Wednesday, 5 January 2011

Hollywood Babble On & On #656: Stupidity Doesn't Sell Anymore?

Welcome to the show folks...

A tip of my jaunty sombrero to reader Gary T. Burnaska for this piece by the New York Times about the apparent collapse of the middlebrow movie market.

"What's the middlebrow movie market?" you ask, furrowing your own brow in a desperate attempt to understand.

According to the Oxford English Dictionary Middlebrow is: demanding, involving, or having only a moderate degree of intellectual application.

Translation of the translation:

Anything that doesn't make you think too much.

Basically it means that movies that don't make audiences think too much, like
Gulliver's Travels with Jack Black, were outperformed by more challenging and mind-bending films like Christopher Nolan's Inception, and the artsy but not quite fartsy version of Alice In Wonderland by Tim Burton.

Let's look at the reasons for this phenomenon:

1. Inconvenience/Convenience.

2. Low Bullshit Tolerance.

Now let me explain those reasons.

1. INCONVENIENCE/CONVENIENCE: Going to the movies these days are a hassle. You have to get to the theater, and to do that you have to either pay for a cab, public transit, or gas and parking for your car. Then you have to buy the ticket, and pay more if the studio decided to do the movie in 3D. (And if you have kids, just double everything and add 30.)

Meanwhile, these very same people can go to the neighborhood mall to buy a DVD, or get NetFlix, Pay Per View, downloads, or just plain better made television without getting off their ample backsides.

Going to a first run movie = Inconvenient.

Waiting a month or two and getting it at home for a cheaper price = Convenient.

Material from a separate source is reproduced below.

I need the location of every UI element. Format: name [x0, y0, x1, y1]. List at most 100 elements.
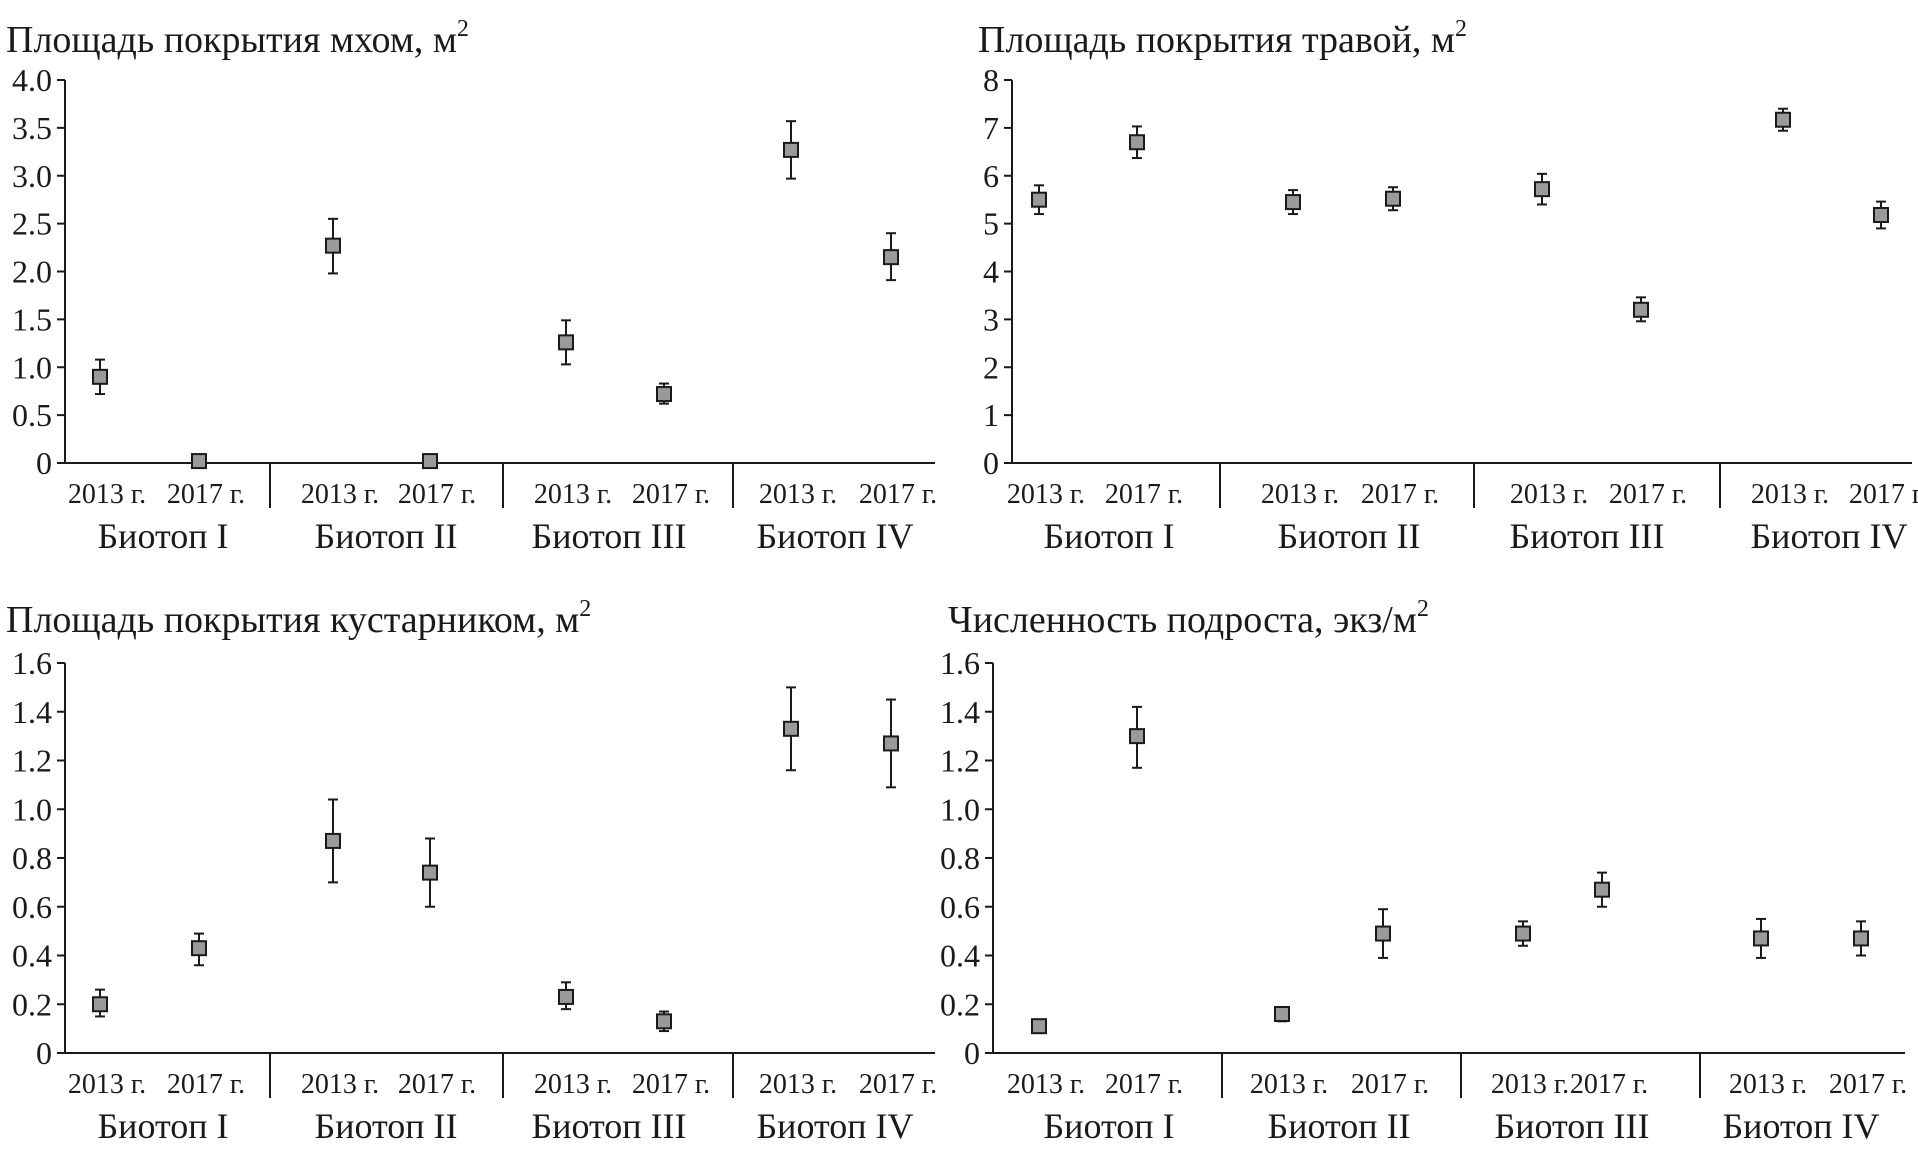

That means that if someone is going to go
to the effort of seeing a movie in a theater, it better be worth their time. At first mindless spectacle over originality worked, look at Avatar. But the novelty wore off soon, especially after the same people bought the DVDs and suddenly realized they were watching Dances With Wolves in blue-face and stiff wooden dialogue.

If they're going to go for stupid to middlebrow, they'll do it at home. However, if the film promises something really original and challenging, they might be willing to part with their hard earned bucks.

2. Low Bullshit Tolerance: In the age of Facebook, twitter, blogs, and unprecedented interconnectedness Hollywood can't scam people into seeing something stupid. Word will get out, and people will set their keyboards aflame to, well, flame something that they think is dumb and not worth the inconvenience I just discussed. It doesn't matter how slick your commercial is, if someone's leaked the fact that your characters are annoying and your plot is insulting, folks are going to find out, and stay away.

This means that if word gets out that your movie doesn't deliver the goods, no amount of advertising will save you.

Will this mean a new wave of intelligent movies coming out of Hollywood?

Probably not. They have too much invested in stupid, and it will be tough to get them to let go, and let's not forget that middlebrow still sells pretty well overseas. That's Hollywood's golden excuse for avoiding doing any actual effort.


  1. I ask you this, when was the last time you saw a trailer to a new movie that had you going to spaztic fits because it looked so awesome?

    For me it was seeing Ace Combat Assault Horizon Debut Trailer on Youtobe, that is for a video game not a film. Movie LOTR Two Towers

    When was the last time there was a film that you just HAD TO SEE? For me Dark Knight, before that Two Towers

    I find for entertainment value the small screen is a better bet, there are more TV shows and video games coming out that are more worth my time and money. Even with my professional aspirations, I have abandoned writing movie spec scripts and moved to TV.

  2. A fundamental problem with this film business is that it has been niche marketed into a stupor. Middlebrow suggests a middle path, neither art house,such as it is today or the fantastic/cgi /video game action stuff,which a majority of critics, such as they are,hammer with ferocity.Just a reminder that middlebrow used to include performers like Louis Armstrong, Frank Sinatra,Duke Ellington,Charlie Parker, Steve Allen, Johnny Carson,the Twilight Zone,Steinbeck,Du Maurier,William Wyler, Alfred Hitchcock,Sidney Pollack, Spielberg,the Beatles,Amadeus, L.A. Confidential,and etc; etc;. Middlebrow was great stuff, Terry Teachout wrote a good piece on this in the WSJ last year. This Hollywood wants to make ,"important films", on subjects like abortion, gay rights,the U.S. military and American domestic politics. Most of what they produce , by now ,is redundant and hardly objective.Not a lot of deep thinking going on. Objectivity will set you free.Middlebrow, good middlebrow doesn't try to hammer you with its point of view, it persuades and trusts its audience. This Hollywood wants to lecture and posture. Oy.There was a time when message movies were well received by the public, In the Heat of the Night is still powerful film making with a point as is The Insider.The Oscar blog sites are a good place to experience film snobbery.Right now the succes of True Grit might be problematic for them because it was directed by those auteurs du jour, zee Coens and OMG the damn movie is making money, how declasse can that be!!